Let My People Gooooooooo

Filed under my uber-confrontational personality

I don’t know if it’s my dark, curly hair or the many Michael Chabon books I’ve read, but despite my feelings about the U.S.’s totally wack Israeli foreign policy, I sometimes feel a weird kinship to the Jews.

Which is why, last night, when I heard a Hispanic dude on the corner of 42nd and Lexington saying, “She kept trying to jew me into coming to that party!”, I wanted to turn and say, “Listen, you spic, my people have been enduring stereotyping and ridicule from a-holes like you for thousands of years now, and it ends right here, right now.”

But then I remembered that I’m a regular, old white girl from Ohio. Minorities get to have all the fun.

7 Comments

  1. Cristy says:

    Someone at my work used to say that all the time, and it pissed me off, too. I had actually never heard the term before I came here and was appalled. I’ve also heard the “n” word and had to refrain from chewing the speaker’s head off.

  2. Alison says:

    He didn’t even use the slur correctly – What a goniff!

  3. megan says:

    i love the jews. and i want to be one. every day. it’s certainly not enough that part of me is jewish (since it’s not the part that came from my mother).

  4. Serial says:

    I would have been soooo torn. I have a similar whitegirl fantasy about being secretly ethnic. For a long time, my ethnicity of choice was the jews (I love latkes and the best weddings I’ve ever attended have been the jewish ones), but once I learned spanish and spent some time in Mexico, I thought maybe I was secretly Mexican.

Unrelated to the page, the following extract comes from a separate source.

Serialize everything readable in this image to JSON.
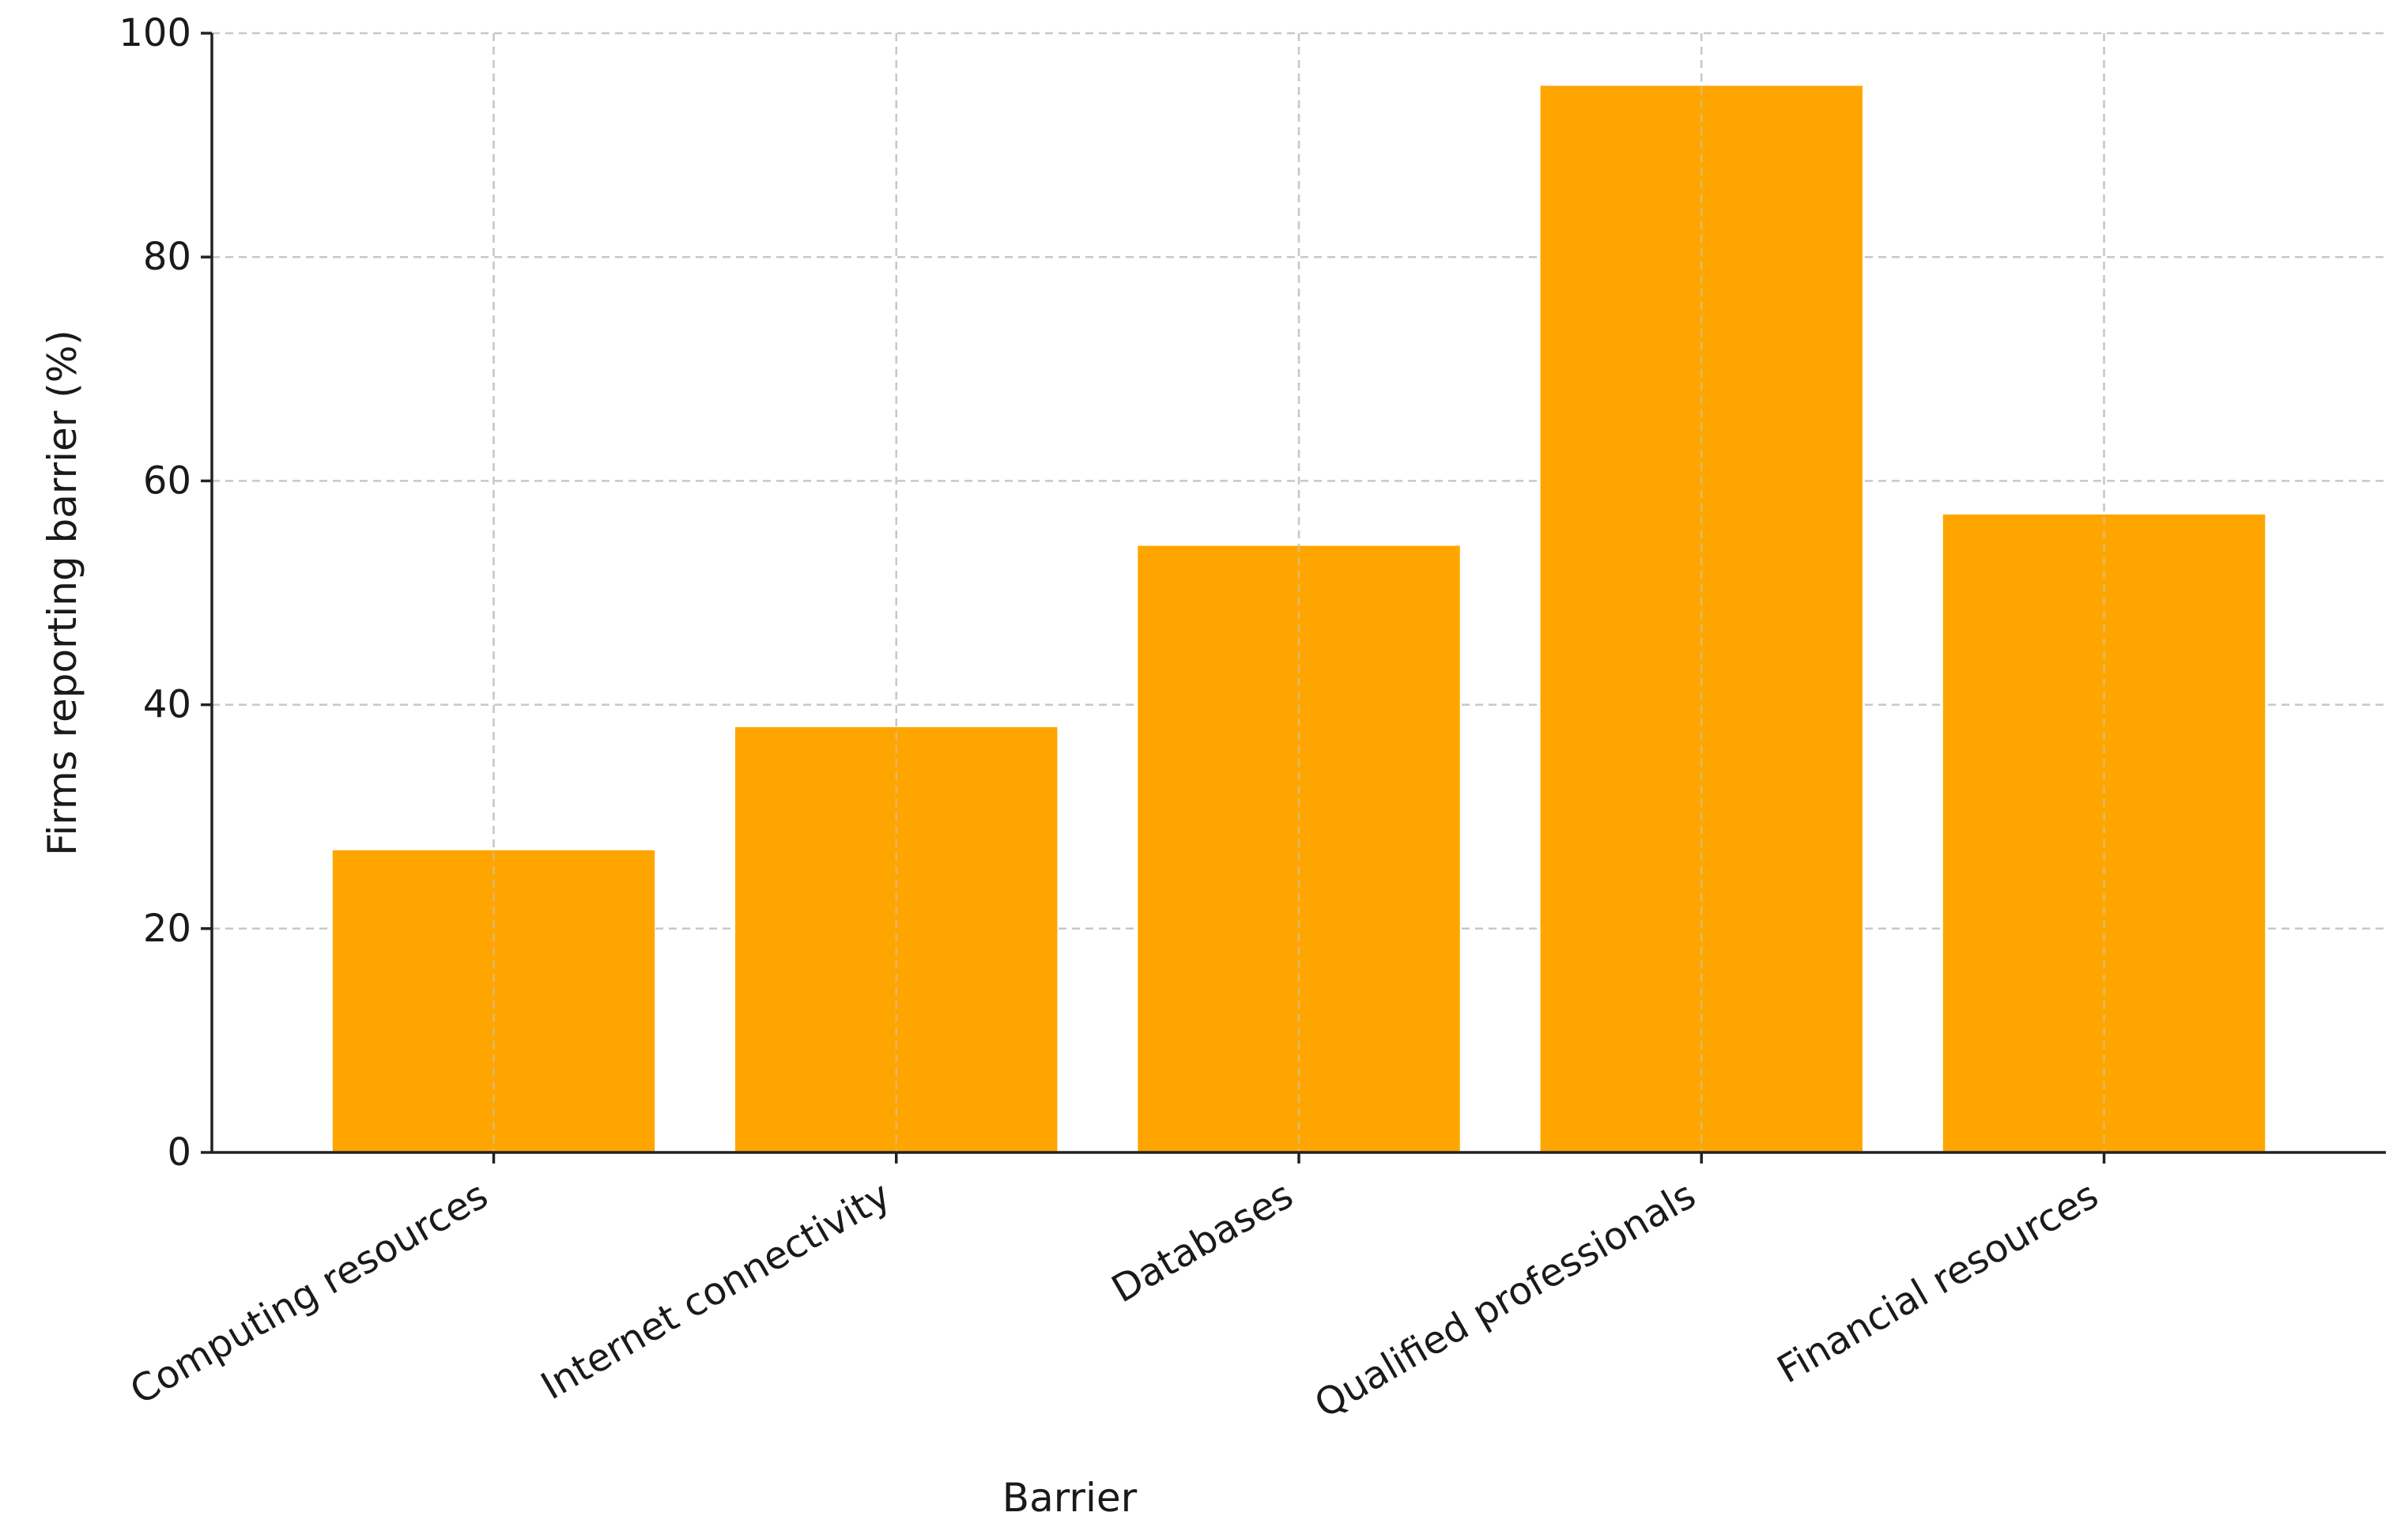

    Also: The racial relations in the south are fascinating. When I informed a girl here recently that the town I moved from has less than a 2% black population, her reply was, “So they’re probably not all crazy like they are here then, huh?”

    How do you even respond to that?

  5. thickcrust says:

    When I was a freshman in college, a girl from Marion, Ohio was telling a group of us about how her dad was good at “jewing people down” when her family went shopping while on cruises.

    She was pretty adamant that the phrase has nothing to do with Jewish people. We had to show her, in a dictionary, that the phrase has everything to do with Jews, and even then she still insisted that it isn’t derogatory. I wasn’t offended at all, but I was embarrassed for her.

    She was also a good Christian girl who was opposed to premarital sex, until she met a guy she could imagine herself marrying, had sex, and then became a nymphomaniac.

  6. Josh says:

    Listen, the way I see it, eventually middle class white people will be a minority. or at minimum an equal sized slice of the pie. Which is awesome, because my kids will be able to apply for a racial scholarship.
    Scholarships based on race piss me off like none-other. Economic circumstance? sure, ability? absolutely. Your ancester’s came from a different country? who’s fucking didn’t?!

  7. I always imagined I would marry a Jewish man. I have no idea why, given that I am Catholic and I live in the Deep South, where Jewish boys are not exactly a dime a dozen.